Der Roman ist aus der Sicht von Trine erzählt, die in Graun auf einem Bauernhof zu Beginn des 20. Jahrhunderts aufwächst, dort ihren Mann Joseph findet, heiratet, und fest in ihrem Dorf verwurzelt ist. Trine berichtet von ihrem Leben, ihren Idealen, ihren Träumen, ihrer Familie und ihren Freundschaften, die auch immer eng mit den politischen Verhältnissen verknüpft sind: In Südtirol folgen bruchlos Faschismus und Nationalsozialismus aufeinander, und als endlich scheinbar Frieden einkehrt in der Region, wird der Staudamm gebaut, dessen Planung schon seit langen Jahren immer wieder dunkle Schatten voraus wirft.

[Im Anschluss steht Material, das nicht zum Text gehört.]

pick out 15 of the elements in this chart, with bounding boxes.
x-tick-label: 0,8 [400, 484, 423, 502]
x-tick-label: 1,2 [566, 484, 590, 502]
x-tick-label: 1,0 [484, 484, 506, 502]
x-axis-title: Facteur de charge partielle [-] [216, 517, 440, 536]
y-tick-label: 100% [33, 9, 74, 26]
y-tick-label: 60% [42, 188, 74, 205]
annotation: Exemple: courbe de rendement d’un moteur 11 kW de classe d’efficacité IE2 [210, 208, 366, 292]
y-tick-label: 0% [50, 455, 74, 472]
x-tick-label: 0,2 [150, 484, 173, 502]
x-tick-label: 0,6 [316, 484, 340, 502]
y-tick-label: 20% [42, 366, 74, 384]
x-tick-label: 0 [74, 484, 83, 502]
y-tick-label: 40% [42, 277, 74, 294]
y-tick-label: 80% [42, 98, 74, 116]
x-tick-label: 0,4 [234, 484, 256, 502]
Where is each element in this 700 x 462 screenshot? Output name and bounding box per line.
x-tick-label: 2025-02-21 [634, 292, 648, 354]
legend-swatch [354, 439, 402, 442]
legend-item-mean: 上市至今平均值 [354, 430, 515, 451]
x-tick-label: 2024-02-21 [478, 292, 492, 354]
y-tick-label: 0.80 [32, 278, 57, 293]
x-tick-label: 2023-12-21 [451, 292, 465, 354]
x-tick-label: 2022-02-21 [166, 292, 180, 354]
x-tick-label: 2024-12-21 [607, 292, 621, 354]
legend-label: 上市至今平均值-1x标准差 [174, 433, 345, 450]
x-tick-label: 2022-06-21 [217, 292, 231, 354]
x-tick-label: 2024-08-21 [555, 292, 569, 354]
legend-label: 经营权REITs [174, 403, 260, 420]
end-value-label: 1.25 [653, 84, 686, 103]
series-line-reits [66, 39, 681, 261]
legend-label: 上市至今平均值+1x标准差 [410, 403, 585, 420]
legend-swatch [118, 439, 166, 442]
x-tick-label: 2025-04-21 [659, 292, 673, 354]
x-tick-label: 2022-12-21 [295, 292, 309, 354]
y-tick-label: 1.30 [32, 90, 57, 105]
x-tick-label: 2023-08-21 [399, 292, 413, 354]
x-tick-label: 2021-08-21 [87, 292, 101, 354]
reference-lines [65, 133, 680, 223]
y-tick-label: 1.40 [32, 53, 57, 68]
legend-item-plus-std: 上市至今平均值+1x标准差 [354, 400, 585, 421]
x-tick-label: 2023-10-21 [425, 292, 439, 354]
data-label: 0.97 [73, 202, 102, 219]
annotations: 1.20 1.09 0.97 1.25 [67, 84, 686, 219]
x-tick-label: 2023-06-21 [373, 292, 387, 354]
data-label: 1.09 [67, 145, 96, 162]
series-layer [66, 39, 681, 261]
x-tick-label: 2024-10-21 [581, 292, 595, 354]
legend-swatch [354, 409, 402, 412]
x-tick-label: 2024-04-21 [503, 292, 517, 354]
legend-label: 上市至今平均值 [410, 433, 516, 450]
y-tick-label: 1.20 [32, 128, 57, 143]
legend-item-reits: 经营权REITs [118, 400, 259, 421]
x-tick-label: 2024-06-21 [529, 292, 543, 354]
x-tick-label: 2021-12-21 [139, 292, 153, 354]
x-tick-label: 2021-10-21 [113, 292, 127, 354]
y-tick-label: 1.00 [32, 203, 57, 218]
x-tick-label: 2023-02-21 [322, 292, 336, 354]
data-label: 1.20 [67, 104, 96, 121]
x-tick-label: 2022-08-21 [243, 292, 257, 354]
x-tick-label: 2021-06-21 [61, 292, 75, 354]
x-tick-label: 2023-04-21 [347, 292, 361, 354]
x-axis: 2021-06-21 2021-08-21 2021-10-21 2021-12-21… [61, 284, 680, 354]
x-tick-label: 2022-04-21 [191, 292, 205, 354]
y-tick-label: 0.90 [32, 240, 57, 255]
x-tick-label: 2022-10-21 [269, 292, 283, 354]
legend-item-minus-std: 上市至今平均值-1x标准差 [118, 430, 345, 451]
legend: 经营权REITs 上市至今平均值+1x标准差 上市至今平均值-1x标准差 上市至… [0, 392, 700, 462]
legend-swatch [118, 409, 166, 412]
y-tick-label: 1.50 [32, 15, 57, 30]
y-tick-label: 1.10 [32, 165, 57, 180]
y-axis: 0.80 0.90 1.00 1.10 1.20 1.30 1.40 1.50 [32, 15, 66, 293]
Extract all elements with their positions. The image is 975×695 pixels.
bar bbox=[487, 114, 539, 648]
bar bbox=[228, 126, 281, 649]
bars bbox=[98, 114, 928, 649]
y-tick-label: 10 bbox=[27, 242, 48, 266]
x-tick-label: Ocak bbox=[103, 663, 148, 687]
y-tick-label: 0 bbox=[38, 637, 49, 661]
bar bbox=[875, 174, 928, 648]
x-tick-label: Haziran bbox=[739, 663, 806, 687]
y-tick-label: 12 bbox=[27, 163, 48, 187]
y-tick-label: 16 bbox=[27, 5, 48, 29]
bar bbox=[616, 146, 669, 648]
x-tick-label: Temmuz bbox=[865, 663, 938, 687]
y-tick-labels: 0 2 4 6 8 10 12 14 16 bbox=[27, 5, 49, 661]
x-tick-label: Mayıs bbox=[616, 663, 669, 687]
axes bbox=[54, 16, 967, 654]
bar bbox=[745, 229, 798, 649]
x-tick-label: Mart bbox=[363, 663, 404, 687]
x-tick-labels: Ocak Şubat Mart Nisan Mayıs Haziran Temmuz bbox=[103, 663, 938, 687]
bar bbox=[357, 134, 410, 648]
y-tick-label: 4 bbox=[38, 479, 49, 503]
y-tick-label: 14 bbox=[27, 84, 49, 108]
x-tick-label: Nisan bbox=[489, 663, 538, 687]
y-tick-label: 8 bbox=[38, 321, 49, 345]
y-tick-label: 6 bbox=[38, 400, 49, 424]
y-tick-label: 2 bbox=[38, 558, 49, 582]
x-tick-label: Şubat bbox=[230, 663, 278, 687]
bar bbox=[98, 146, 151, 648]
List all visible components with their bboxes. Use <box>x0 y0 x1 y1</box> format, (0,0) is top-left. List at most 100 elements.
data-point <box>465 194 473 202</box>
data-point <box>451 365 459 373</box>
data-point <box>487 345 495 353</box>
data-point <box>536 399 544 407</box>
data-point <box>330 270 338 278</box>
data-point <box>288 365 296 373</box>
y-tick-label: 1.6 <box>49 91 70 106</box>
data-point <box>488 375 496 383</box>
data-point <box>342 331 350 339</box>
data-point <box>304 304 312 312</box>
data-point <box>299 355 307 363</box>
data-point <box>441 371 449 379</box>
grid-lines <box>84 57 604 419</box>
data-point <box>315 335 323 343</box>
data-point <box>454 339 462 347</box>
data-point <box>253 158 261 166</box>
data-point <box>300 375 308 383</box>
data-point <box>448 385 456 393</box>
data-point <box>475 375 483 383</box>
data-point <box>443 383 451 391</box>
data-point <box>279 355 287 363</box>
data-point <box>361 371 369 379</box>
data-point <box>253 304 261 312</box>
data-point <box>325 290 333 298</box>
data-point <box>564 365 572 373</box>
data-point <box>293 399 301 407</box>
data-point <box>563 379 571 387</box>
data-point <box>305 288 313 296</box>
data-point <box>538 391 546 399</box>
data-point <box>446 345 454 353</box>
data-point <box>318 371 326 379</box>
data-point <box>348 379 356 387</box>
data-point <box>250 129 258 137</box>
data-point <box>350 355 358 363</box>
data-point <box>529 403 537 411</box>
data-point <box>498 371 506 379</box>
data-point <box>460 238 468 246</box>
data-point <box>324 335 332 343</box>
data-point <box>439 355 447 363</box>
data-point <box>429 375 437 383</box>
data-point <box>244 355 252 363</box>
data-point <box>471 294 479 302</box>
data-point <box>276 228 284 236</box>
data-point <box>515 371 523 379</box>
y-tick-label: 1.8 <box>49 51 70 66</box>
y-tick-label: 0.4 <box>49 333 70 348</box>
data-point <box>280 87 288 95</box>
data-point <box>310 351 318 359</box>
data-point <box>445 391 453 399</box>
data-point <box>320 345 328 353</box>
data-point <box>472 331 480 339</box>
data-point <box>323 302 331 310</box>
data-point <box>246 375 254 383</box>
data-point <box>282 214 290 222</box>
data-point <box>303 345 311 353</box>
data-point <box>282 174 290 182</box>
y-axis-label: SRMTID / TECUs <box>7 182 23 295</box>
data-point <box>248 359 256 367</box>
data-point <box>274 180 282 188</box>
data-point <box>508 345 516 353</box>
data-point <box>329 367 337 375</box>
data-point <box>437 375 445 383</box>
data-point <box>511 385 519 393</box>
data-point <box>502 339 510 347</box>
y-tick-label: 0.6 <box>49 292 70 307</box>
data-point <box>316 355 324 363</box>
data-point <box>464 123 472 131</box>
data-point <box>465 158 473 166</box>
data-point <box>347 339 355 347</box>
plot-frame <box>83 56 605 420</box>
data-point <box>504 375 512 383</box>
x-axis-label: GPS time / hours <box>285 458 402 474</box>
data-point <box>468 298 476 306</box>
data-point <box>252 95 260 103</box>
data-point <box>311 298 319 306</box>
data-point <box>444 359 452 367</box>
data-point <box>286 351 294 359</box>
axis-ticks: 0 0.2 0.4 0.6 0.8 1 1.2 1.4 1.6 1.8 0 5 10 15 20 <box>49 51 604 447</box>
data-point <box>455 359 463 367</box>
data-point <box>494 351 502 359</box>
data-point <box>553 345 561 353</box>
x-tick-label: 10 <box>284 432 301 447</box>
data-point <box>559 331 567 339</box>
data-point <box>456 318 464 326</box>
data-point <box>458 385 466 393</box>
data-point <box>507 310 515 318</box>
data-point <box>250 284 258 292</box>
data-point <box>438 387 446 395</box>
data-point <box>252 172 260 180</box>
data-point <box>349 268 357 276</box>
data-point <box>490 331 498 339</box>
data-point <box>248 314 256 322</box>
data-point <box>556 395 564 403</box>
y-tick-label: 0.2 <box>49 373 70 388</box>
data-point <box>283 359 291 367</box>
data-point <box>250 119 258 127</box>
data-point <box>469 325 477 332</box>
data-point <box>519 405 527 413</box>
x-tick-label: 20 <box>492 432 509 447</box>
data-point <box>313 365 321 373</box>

Die Thematik des Romans hat mich interessiert und fasziniert – ich kenne zwar den Staussee im Vinschgau nicht, aber bei uns in Hessen gibt’s den Edersee, und auch bei dem Projekt sind Leute zwangsenteignet worden und man hat Dörfer geflutet. Hier ragt kein Turm mehr aus dem Wasser, aber die Dörfer sind durchaus noch zu sehen, und ich hab mich immer nach den Hintergründen gefragt. Da kam mir „Ich bleibe hier“ sehr gelegen.

Ich muss allerdings sagen, ich bin mit meiner Bewertung etwas zwiegespalten. Einerseits war das ein klasse geschichtlicher Abriss über die Zeiten des italienischen Faschismus und den italienischen, bzw. Tiroler Einsatz im zweiten Weltkrieg, und auch das Projekt Stausee und Zwangsenteignung war sehr gut recherchiert dargestellt. Andererseits hat mich die Geschichte von Trine und ihrem Mann überhaupt nicht gepackt. Die beiden sind für mich recht distanziert beschrieben, und ich konnte keine Nähe aufbauen. Trine ist eine der wenigen ich ihrem Dorf, die halbwegs gebildet sind – sie ist Lehrerin, die meisten Dörfler Analphabeten – aber die Art, in der sie erzählt, ist manchmal eher altbacken illiterat. Dörflerisch eben. Soll wahrscheinlich Authentizität beweisen, ich fands eher anstrengend. Und ich konnte Trine auch öfters emotional nicht nachvollziehen. Ich hab ein paar Anläufe gebraucht, um das Buch zu beenden. Und dabei hat das ebook nur 193 Seiten. Also, interessantes Thema, definitiv, aber die Protagonisten haben mich nicht erreicht, und ich kann den überschäumenden Lobeshymnen, die ich zu diesem Buch gelesen habe, leider keine eigene hinzufügen. Ich hab allerdings schon mehrfach gelesen, dass die Übersetzung ein wenig holprig sein soll, ich kann es nicht beurteilen, da mein Italienisch nicht ausreicht, um das Original zu lesen, aber hey, ich gebe dem Autor durchaus noch weitere Chancen 😉. Ich gebe hier nur eine bedingte Empfehlung, aber Balzano ist der aktuelle Star der italienischen Literaturszene, also mal schauen, was er als nächstes schreibt.